Following publication of the Monitor’s retraction, in a June 20 statement Telegraph editor Charles Moore said, “We have complete confidence in our story, our reporter and the authenticity of our documents.”
“The Christian Science Monitor’s retraction has no bearing on the Daily Telegraph’s story. Our story was based on a different set of documents found in a different set of circumstances. They were not supplied or given to us but unearthed by our reporter, David Blair, in the foreign ministry in Baghdad.”

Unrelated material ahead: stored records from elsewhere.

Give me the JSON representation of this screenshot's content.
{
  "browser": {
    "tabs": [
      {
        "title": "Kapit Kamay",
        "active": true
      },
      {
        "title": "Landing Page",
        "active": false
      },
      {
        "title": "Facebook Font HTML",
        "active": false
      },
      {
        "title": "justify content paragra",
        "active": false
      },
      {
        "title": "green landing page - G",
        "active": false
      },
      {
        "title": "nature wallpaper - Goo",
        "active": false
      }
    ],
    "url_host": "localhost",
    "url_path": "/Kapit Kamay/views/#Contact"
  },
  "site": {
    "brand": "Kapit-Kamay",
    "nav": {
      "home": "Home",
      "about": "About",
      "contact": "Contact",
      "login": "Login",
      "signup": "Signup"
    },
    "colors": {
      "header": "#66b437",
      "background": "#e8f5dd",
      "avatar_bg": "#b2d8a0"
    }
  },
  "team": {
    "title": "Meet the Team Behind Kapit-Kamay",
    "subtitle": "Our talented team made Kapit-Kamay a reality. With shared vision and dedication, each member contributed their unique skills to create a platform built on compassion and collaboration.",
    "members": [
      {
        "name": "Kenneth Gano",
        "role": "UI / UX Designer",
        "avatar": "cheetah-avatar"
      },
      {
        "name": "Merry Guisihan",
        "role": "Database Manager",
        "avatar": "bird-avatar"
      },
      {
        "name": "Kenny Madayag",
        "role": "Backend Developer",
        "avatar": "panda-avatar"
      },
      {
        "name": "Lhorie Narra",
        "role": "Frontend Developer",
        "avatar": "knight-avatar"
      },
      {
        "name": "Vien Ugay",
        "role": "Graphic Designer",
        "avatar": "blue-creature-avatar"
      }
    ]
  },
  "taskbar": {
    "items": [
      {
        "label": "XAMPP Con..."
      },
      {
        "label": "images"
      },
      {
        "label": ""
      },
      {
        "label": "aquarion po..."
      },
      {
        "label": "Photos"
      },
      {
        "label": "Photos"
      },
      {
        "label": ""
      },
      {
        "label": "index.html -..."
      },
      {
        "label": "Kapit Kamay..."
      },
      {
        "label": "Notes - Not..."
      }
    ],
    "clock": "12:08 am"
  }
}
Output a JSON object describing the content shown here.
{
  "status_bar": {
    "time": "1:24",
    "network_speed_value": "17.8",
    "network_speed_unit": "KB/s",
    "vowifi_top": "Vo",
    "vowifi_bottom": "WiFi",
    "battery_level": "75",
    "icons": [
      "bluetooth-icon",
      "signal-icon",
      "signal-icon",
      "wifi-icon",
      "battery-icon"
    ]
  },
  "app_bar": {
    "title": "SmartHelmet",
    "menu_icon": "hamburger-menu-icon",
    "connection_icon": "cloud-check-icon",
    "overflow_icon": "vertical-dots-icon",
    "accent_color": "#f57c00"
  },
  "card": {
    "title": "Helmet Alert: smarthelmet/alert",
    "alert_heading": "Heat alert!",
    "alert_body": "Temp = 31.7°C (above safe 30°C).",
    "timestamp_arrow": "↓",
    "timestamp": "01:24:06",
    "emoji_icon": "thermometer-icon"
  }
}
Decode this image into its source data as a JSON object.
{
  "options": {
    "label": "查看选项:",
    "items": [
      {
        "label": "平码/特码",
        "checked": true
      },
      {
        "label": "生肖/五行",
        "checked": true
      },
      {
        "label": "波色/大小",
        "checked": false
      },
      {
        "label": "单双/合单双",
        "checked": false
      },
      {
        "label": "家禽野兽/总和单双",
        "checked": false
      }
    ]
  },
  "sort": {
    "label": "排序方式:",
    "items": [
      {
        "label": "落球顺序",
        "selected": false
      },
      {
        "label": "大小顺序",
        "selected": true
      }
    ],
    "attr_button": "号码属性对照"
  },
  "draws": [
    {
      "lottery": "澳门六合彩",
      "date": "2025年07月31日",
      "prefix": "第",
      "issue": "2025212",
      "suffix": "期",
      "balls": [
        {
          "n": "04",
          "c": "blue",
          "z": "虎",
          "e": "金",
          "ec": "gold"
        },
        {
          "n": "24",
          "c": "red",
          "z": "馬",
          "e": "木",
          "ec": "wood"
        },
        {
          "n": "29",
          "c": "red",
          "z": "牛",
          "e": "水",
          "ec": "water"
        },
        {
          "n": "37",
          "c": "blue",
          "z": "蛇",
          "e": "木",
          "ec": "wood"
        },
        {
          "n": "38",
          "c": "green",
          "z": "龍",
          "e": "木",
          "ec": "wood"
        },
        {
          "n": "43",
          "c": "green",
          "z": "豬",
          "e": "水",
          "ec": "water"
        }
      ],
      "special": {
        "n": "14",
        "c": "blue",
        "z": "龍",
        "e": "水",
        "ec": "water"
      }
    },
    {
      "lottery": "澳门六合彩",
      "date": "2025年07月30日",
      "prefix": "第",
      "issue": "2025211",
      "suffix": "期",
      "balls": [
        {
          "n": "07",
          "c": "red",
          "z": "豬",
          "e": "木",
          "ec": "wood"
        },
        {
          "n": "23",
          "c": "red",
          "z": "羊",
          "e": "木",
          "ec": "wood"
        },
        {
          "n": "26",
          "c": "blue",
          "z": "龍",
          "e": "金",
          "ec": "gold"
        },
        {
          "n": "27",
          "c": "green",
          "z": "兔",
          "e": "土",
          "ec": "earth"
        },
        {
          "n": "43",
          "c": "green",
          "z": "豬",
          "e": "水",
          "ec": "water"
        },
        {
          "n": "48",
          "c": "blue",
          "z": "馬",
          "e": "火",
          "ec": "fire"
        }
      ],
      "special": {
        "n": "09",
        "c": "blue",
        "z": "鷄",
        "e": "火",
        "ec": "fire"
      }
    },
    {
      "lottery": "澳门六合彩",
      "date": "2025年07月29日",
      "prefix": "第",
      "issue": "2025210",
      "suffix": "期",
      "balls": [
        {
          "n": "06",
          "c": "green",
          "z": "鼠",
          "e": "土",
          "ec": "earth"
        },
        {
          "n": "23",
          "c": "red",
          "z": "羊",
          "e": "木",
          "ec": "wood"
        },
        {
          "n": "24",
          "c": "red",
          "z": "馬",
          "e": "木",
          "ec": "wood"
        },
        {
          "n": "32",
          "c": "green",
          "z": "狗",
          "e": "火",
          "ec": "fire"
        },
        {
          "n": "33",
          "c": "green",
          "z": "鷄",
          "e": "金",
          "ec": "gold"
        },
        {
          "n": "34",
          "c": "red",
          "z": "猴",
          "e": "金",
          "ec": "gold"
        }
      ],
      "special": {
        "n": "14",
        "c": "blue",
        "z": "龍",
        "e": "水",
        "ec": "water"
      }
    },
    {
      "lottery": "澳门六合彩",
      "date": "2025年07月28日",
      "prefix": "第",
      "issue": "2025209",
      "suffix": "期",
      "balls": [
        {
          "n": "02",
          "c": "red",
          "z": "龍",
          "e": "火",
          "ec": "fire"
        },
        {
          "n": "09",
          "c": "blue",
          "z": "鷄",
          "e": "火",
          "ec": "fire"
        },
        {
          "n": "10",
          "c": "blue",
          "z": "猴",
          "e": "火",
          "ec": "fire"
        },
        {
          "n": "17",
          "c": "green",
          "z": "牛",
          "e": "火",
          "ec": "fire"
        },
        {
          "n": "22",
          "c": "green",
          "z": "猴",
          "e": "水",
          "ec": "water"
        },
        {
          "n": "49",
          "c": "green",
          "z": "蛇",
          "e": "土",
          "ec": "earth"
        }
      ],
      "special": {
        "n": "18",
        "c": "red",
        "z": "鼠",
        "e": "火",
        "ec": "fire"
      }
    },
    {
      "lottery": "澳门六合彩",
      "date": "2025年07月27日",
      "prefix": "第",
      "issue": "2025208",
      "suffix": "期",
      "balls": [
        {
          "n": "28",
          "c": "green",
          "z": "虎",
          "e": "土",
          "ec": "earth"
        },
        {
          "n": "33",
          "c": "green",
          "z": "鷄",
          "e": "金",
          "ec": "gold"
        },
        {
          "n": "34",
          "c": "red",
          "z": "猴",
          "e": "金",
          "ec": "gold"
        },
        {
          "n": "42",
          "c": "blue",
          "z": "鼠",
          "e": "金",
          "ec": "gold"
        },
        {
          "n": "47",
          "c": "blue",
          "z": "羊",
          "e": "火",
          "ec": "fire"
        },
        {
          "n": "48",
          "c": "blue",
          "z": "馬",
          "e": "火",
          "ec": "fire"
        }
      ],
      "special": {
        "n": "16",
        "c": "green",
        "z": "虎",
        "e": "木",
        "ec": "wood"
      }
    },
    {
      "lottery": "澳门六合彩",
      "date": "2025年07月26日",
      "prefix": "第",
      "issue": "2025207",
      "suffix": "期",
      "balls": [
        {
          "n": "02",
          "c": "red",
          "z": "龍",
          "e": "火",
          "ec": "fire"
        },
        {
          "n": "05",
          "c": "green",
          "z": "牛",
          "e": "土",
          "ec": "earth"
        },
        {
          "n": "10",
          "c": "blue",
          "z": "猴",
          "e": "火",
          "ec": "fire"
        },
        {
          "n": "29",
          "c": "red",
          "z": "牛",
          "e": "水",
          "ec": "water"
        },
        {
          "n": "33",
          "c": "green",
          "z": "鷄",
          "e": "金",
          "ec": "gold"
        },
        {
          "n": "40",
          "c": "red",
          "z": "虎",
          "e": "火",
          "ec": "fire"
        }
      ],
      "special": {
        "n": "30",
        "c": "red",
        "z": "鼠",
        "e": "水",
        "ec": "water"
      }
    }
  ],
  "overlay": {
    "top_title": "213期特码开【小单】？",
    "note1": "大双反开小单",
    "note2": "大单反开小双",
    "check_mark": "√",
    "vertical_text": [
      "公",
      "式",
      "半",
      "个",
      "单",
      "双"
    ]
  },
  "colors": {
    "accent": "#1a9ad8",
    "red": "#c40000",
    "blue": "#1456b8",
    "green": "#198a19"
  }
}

“We note that the experts employed by the CSM pronounced that the documents on which our story was based appeared to be genuine,” he added.
After Galloway issued the writ, Moore said the action would be defended.
As the World Socialist Web Site pointed out in its article of May 3, “Media attack on MP George Galloway aimed at smearing antiwar protests,” the circumstances in which the Telegraph’s documents were supposedly uncovered are just as suspicious as the handing of documents to the Monitor by Rasool.
Blair himself was forced to remark, “Why the contents of the room with the box files survived is a mystery. Its walls are blackened by fire, yet most of the folders are intact.”
The WSWS noted that the claim that hundreds of CIA and MI6 operatives missed what Blair and a handful of other journalists discovered in a casual search would convince no one. All indications are that the press smear campaign against Galloway is part of an orchestrated witch-hunt in which the hidden hand of the security services is working beneath the surface of events in an attempt to discredit all those who opposed the US-British war and the continued occupation of Iraq.